Poppies can be found in most areas of the world, and the bright blooms are often seen growing in the wild. Poppies, a cheerful element in any flowerbed or landscape, are simple to grow, and their diversity makes them especially fun. Poppies are available in both annual and perennial varieties, in double and single blooms, and not only the familiar orange, but shades ranging from white to pastel pink to red and even blue.
Purchase a packet of poppy seeds and some small plastic pots at a garden center or nursery. Plan to start the poppy seeds indoors about two months before the last expected frost in your area.
Fill the plastic pots with all-purpose commercial potting soil and sprinkle a few seeds on top of the soil. Be careful, because poppy seeds are very tiny and four or five seeds per pot will be plenty. Mist the soil lightly with a spray bottle several times a day until the seeds germinate.
Put the pots in a fairly dark, cool place, between 50 and 65 degrees F. The poppy seeds will germinate faster if you create mini greenhouses. Put the pots in clear plastic bags and use a twist tie to close the opening very loosely. This will keep the seeds warm and help to retain moisture.
Move the seedlings to a sunny window once they pop through the soil. Leave them inside until the ground has warmed and the last frost has passed.
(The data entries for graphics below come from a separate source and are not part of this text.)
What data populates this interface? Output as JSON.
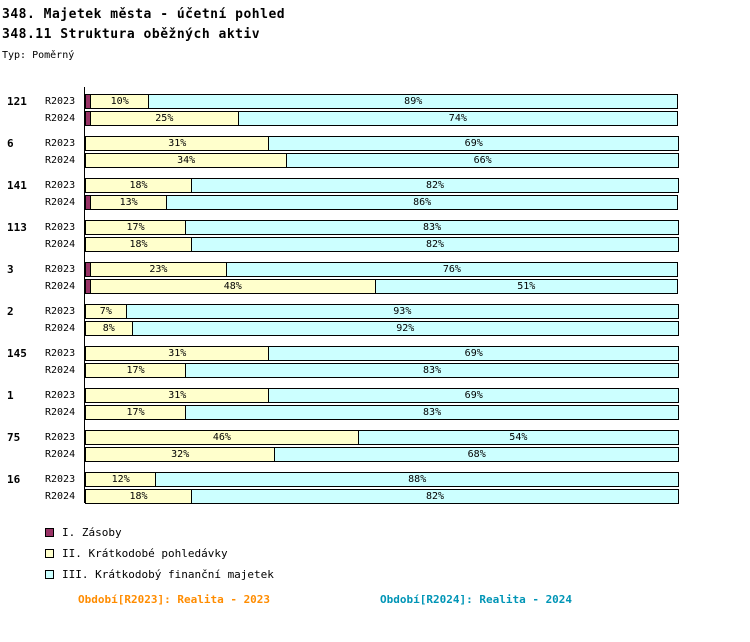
{
  "header": {
    "title": "348. Majetek města - účetní pohled",
    "subtitle": "348.11 Struktura oběžných aktiv",
    "type_label": "Typ: Poměrný"
  },
  "chart_data": {
    "type": "bar",
    "orientation": "horizontal",
    "stacked": true,
    "unit": "%",
    "xlim": [
      0,
      100
    ],
    "grid": false,
    "series_names": [
      "I. Zásoby",
      "II. Krátkodobé pohledávky",
      "III. Krátkodobý finanční majetek"
    ],
    "colors": [
      "#993366",
      "#FFFFCC",
      "#CCFFFF"
    ],
    "groups": [
      {
        "label": "121",
        "rows": [
          {
            "label": "R2023",
            "values": [
              1,
              10,
              89
            ]
          },
          {
            "label": "R2024",
            "values": [
              1,
              25,
              74
            ]
          }
        ]
      },
      {
        "label": "6",
        "rows": [
          {
            "label": "R2023",
            "values": [
              0,
              31,
              69
            ]
          },
          {
            "label": "R2024",
            "values": [
              0,
              34,
              66
            ]
          }
        ]
      },
      {
        "label": "141",
        "rows": [
          {
            "label": "R2023",
            "values": [
              0,
              18,
              82
            ]
          },
          {
            "label": "R2024",
            "values": [
              1,
              13,
              86
            ]
          }
        ]
      },
      {
        "label": "113",
        "rows": [
          {
            "label": "R2023",
            "values": [
              0,
              17,
              83
            ]
          },
          {
            "label": "R2024",
            "values": [
              0,
              18,
              82
            ]
          }
        ]
      },
      {
        "label": "3",
        "rows": [
          {
            "label": "R2023",
            "values": [
              1,
              23,
              76
            ]
          },
          {
            "label": "R2024",
            "values": [
              1,
              48,
              51
            ]
          }
        ]
      },
      {
        "label": "2",
        "rows": [
          {
            "label": "R2023",
            "values": [
              0,
              7,
              93
            ]
          },
          {
            "label": "R2024",
            "values": [
              0,
              8,
              92
            ]
          }
        ]
      },
      {
        "label": "145",
        "rows": [
          {
            "label": "R2023",
            "values": [
              0,
              31,
              69
            ]
          },
          {
            "label": "R2024",
            "values": [
              0,
              17,
              83
            ]
          }
        ]
      },
      {
        "label": "1",
        "rows": [
          {
            "label": "R2023",
            "values": [
              0,
              31,
              69
            ]
          },
          {
            "label": "R2024",
            "values": [
              0,
              17,
              83
            ]
          }
        ]
      },
      {
        "label": "75",
        "rows": [
          {
            "label": "R2023",
            "values": [
              0,
              46,
              54
            ]
          },
          {
            "label": "R2024",
            "values": [
              0,
              32,
              68
            ]
          }
        ]
      },
      {
        "label": "16",
        "rows": [
          {
            "label": "R2023",
            "values": [
              0,
              12,
              88
            ]
          },
          {
            "label": "R2024",
            "values": [
              0,
              18,
              82
            ]
          }
        ]
      }
    ],
    "legend": [
      {
        "label": "I. Zásoby",
        "color": "#993366"
      },
      {
        "label": "II. Krátkodobé pohledávky",
        "color": "#FFFFCC"
      },
      {
        "label": "III. Krátkodobý finanční majetek",
        "color": "#CCFFFF"
      }
    ],
    "legend_position": "bottom-left"
  },
  "footer": {
    "left": "Období[R2023]: Realita - 2023",
    "left_color": "#FF8C00",
    "right": "Období[R2024]: Realita - 2024",
    "right_color": "#0095B6"
  }
}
When you're ready to move them outside, choose a sunny, well-drained spot. Remove any weeds with a hoe, and work some compost into the top of the soil.
Plant the seedlings and water them well. Once they're established, they'll do better in dry conditions and should only be watered occasionally. Feed them with an all-purpose fertilizer about once a month.
Pinch off the flowers after they've finished blossoming. If you want to save the seeds, remove the blossoms and spread the seed pods on a newspaper to allow them to dry completely, and then put them in a container and save them for the next spring.